The Border Gateway Protocol (BGP) is an exterior gateway protocol (EGP) also known as inter-Autonomous System routing protocol. The primary function of a BGP speaking system is to exchange network reachability information with other BGP systems. This network reachability information includes information on the list of Autonomous Systems (ASs) that reachability information traverses. This information is sufficient to construct a graph of AS connectivity from which routing loops may be pruned and some policy decisions at the AS level may be enforced. BGP-4 provides a new set of mechanisms for supporting classless interdomain routing. These mechanisms include support for advertising an IP prefix and eliminate the concept of network "class" within BGP. BGP-4 also introduces mechanisms, which allow aggregation of routes, including aggregation of AS paths. BGP also performs interdomain routing in TCP/IP networks.
Problems in BGP
I-BGP Scaling Problem:
All BGP speakers within a single AS must be fully meshed so that any external routing information must be re-distributed to all other routers within that AS. This "full mesh" requirement clearly does not scale when there are a large number of IBGP speakers as is common in many of todays internet networks. For n BGP speakers within an AS you must maintain n*(n-1)/2 unique IBGP sessions. This large number of connections makes resource intensive authentication and encryption a practical impossibility, and further leads to slow BGP convergence.
Here we provide an overview of the three possible solutions for the I-BGP scalability problem-
a) Route Reflection: The route reflection is based on hierarchical approach. It consists of Route Reflectors (RR) & Route Reflector Clients (RRC). RRC depends on RR in learning and advertising routes. RRs are connected in a full mesh. RRs do not readvertise prefixes between non-clients. Two more attributes are added which are, ORIGINATOR_ID(9) and CLUSTER_LIST(10). It allows a router (route reflector – RR) to advertise routes received from an iBGP peer to other iBGP peers between clients and from clients to non-clients, and vice versa. The basic purpose of ORIGINATOR_ID and CLUSTER_LIST attributes is to perform loop detection. This provides a scalable alternative to an iBGP full mesh[1].

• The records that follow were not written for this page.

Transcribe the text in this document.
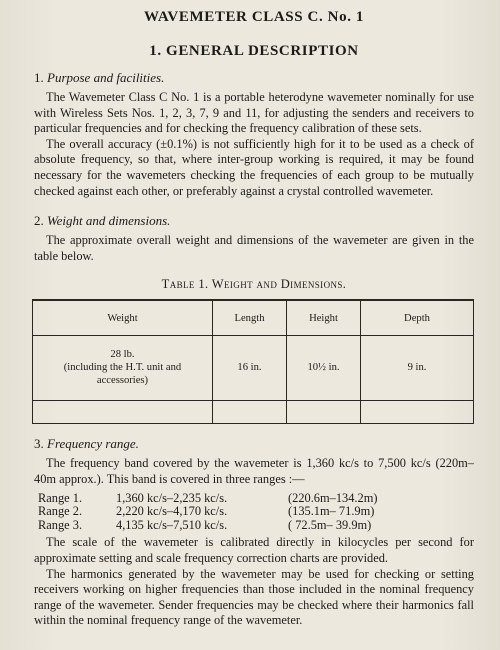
WAVEMETER CLASS C. No. 1
1. GENERAL DESCRIPTION
1. Purpose and facilities.

The Wavemeter Class C No. 1 is a portable heterodyne wavemeter nominally for use with Wireless Sets Nos. 1, 2, 3, 7, 9 and 11, for adjusting the senders and receivers to particular frequencies and for checking the frequency calibration of these sets.

The overall accuracy (±0.1%) is not sufficiently high for it to be used as a check of absolute frequency, so that, where inter-group working is required, it may be found necessary for the wavemeters checking the frequencies of each group to be mutually checked against each other, or preferably against a crystal controlled wavemeter.

2. Weight and dimensions.

The approximate overall weight and dimensions of the wavemeter are given in the table below.

Table 1. Weight and Dimensions.
Weight	Length	Height	Depth
28 lb.
(including the H.T. unit and
accessories)	16 in.	10½ in.	9 in.

3. Frequency range.

The frequency band covered by the wavemeter is 1,360 kc/s to 7,500 kc/s (220m–40m approx.). This band is covered in three ranges :—

Range 1.	1,360 kc/s–2,235 kc/s.	(220.6m–134.2m)
Range 2.	2,220 kc/s–4,170 kc/s.	(135.1m– 71.9m)
Range 3.	4,135 kc/s–7,510 kc/s.	( 72.5m– 39.9m)

The scale of the wavemeter is calibrated directly in kilocycles per second for approximate setting and scale frequency correction charts are provided.

The harmonics generated by the wavemeter may be used for checking or setting receivers working on higher frequencies than those included in the nominal frequency range of the wavemeter. Sender frequencies may be checked where their harmonics fall within the nominal frequency range of the wavemeter.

b) AS Confederation: This technique is based on Divide and conquer paradigm that is, divide an AS into sub-Ass and within a sub-AS use full mesh I-BGP and between sub-Ass uses full mesh E-BGP. Here we subdivide the autonomous systems with a very large number of BGP speakers into smaller domains for purposes of controlling routing policy via information contained in the BGP AS_PATH attribute. Subdividing a large autonomous system allows a significant reduction in the total number of intra-domain BGP connections, as the connectivity requirements simplify to the model used for inter-domain connections and thus help in avoiding I-BGP full mesh[2].
c) Virtual Peering: Virtual peering is used to reduce the overhead and management complexity of maintaining numerous direct BGP/IDRP sessions which otherwise might be required or desired among routers within a single routing domain as well as among routers in different domains that are connected to a common switched fabric (e.g. an ATM cloud). It proposes to use IDRP/BGP Route Servers, which would relay external routes with all of their attributes between client routers. The clients would maintain IDRP/BGP sessions only with the assigned route servers (sessions with more than one server would be needed if redundancy is desired). The Route Server would propagate all routes that are received from a client router to other clients. Since all external routes and their attributes are relayed unmodified between the client routers, the client routers would acquire the same routing information as they would via direct peering. Therefore, this arrangement is referred to as virtual peering[3].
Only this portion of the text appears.